Under the highly corrosive impact of Hindutva, the Indian Establishment has all but collapsed. Today there is no agreement among the decision-makers on such basic issues as secularism, economic policy, India's place in the world, the working of the civil service, and reform of governance. Apathy and hopelessness are pervasive in the corridors of power. In many ways, the guardians of the system have failed it or deserted it to become predators who cannot think beyond their immediate self-interest.

The lowering of the stature of the higher judiciary - as evidenced by the Justice V. Ramaswami episode and the A.M. Bhattacharjee (Bombay Chief Justice) book-contract case - the excesses whether of K.P.S. Gill or of T.N. Seshan, the mishandling of the situation in Kashmir and northeastern India, and the growing failure of the state to contain communalism, witnessed most starkly in the recent virulent attacks on Christians, all signify a qualitative deterioration of and disorientation in India's institutions.

The Bharatiya Janata Party and its allies have inflicted further damage on these institutions.
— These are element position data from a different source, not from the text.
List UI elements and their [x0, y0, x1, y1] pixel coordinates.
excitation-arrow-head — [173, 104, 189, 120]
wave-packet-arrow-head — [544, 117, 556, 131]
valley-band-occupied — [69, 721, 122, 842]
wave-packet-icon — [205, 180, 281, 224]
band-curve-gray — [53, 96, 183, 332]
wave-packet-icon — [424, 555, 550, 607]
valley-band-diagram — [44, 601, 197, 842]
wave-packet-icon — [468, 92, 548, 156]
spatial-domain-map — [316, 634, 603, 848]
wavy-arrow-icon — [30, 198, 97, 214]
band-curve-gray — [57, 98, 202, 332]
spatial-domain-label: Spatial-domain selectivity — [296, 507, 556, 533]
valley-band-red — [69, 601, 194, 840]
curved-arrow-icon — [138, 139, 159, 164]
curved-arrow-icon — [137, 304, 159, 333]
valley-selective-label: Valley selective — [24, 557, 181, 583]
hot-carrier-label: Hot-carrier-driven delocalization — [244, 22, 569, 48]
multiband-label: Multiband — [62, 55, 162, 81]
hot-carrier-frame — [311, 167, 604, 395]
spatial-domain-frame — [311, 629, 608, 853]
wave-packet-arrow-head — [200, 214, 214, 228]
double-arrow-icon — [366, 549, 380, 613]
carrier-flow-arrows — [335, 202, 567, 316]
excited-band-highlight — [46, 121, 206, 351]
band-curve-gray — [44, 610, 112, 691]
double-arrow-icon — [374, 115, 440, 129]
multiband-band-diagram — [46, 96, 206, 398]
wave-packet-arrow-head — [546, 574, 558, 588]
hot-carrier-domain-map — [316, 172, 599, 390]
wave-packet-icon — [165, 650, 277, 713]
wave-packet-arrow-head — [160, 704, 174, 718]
By messing around with the armed forces, they are literally playing with fire. India's armed services already suffer from lack of accountability, corruption, favouritism, and undue political interference. The Hindutva forces must be prevented from aggravating the situation. We simply cannot afford to upset the sensitive and delicate balance that has existed in India between the civilian and military lines of command, based on the need to preserve the integrity of each. That balance is among the few barriers to India's possible slippage into degenerate forms of semi-militarised "democracy" which some of our neighbours have had to suffer.